Candida is a type of fungus that can cause infections in humans. Sometimes, these infections become tough to treat because the Candida fungus resists antifungal drugs. This resistance depends on both the specific type of Candida and how it interacts with the human body. For instance, Candida can change its genetic makeup or produce proteins that pump out the drugs, making them less effective. Additionally, Candida can form a protective layer called a biofilm, which shields it from the drugs. Candida can cause a variety of diseases, and vaginal candidiasis is among the most troublesome. Nearly every woman experiences this infection at least once in her lifetime. Higher rates of treatment failures and recurrent infections result from the developing issue of antifungal resistance, underscoring the need for a more thorough understanding of resistance mechanisms. Changes in hormonal levels and immune responses can significantly influence the effectiveness of antifungal treatments. Hormonal fluctuations can alter vaginal pH and immune functions, which in turn affects Candida colonization and persistence. Moreover, an imbalance in the vaginal microbiome can lead to an overgrowth of Candida and lead to the drug resistance candidiasis.

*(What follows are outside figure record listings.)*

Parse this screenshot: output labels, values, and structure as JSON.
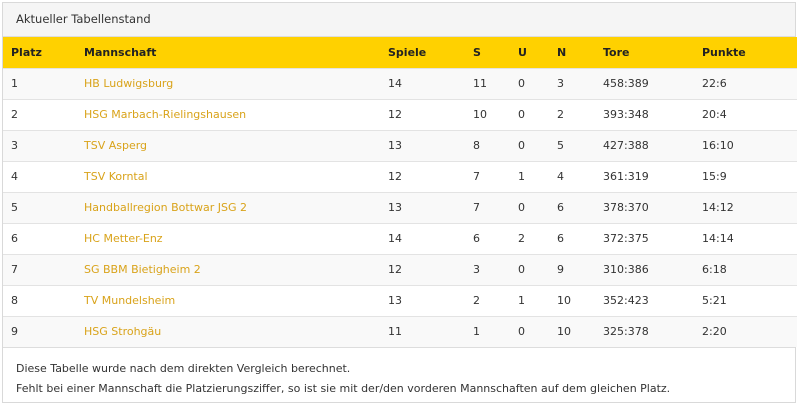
{
  "panel": {
    "title": "Aktueller Tabellenstand"
  },
  "table": {
    "headers": [
      "Platz",
      "Mannschaft",
      "Spiele",
      "S",
      "U",
      "N",
      "Tore",
      "Punkte"
    ],
    "rows": [
      [
        "1",
        "HB Ludwigsburg",
        "14",
        "11",
        "0",
        "3",
        "458:389",
        "22:6"
      ],
      [
        "2",
        "HSG Marbach-Rielingshausen",
        "12",
        "10",
        "0",
        "2",
        "393:348",
        "20:4"
      ],
      [
        "3",
        "TSV Asperg",
        "13",
        "8",
        "0",
        "5",
        "427:388",
        "16:10"
      ],
      [
        "4",
        "TSV Korntal",
        "12",
        "7",
        "1",
        "4",
        "361:319",
        "15:9"
      ],
      [
        "5",
        "Handballregion Bottwar JSG 2",
        "13",
        "7",
        "0",
        "6",
        "378:370",
        "14:12"
      ],
      [
        "6",
        "HC Metter-Enz",
        "14",
        "6",
        "2",
        "6",
        "372:375",
        "14:14"
      ],
      [
        "7",
        "SG BBM Bietigheim 2",
        "12",
        "3",
        "0",
        "9",
        "310:386",
        "6:18"
      ],
      [
        "8",
        "TV Mundelsheim",
        "13",
        "2",
        "1",
        "10",
        "352:423",
        "5:21"
      ],
      [
        "9",
        "HSG Strohgäu",
        "11",
        "1",
        "0",
        "10",
        "325:378",
        "2:20"
      ]
    ]
  },
  "footer": {
    "line1": "Diese Tabelle wurde nach dem direkten Vergleich berechnet.",
    "line2": "Fehlt bei einer Mannschaft die Platzierungsziffer, so ist sie mit der/den vorderen Mannschaften auf dem gleichen Platz."
  },
  "colors": {
    "header_bg": "#ffd100",
    "team_link": "#d9a31a"
  }
}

This review delves into the molecular pathways that contribute to the resistance of vaginal candidiasis to antifungal treatments, focusing on both acquired and intrinsic resistance mechanisms. Acquired resistance develops due to genetic alterations following antifungal exposure, including mutations in genes encoding drug targets, overexpression of efflux pumps, and increased biofilm formation. In contrast, intrinsic resistance refers to the innate traits of the Candida species that inherently reduce the efficacy of antifungal agents. These characteristics include changes in membrane sterols, genetic mutations in target enzymes, and the presence of efflux pumps that remove antifungal medications. Understanding these complex mechanisms can inform future therapeutic strategies and improve clinical outcomes.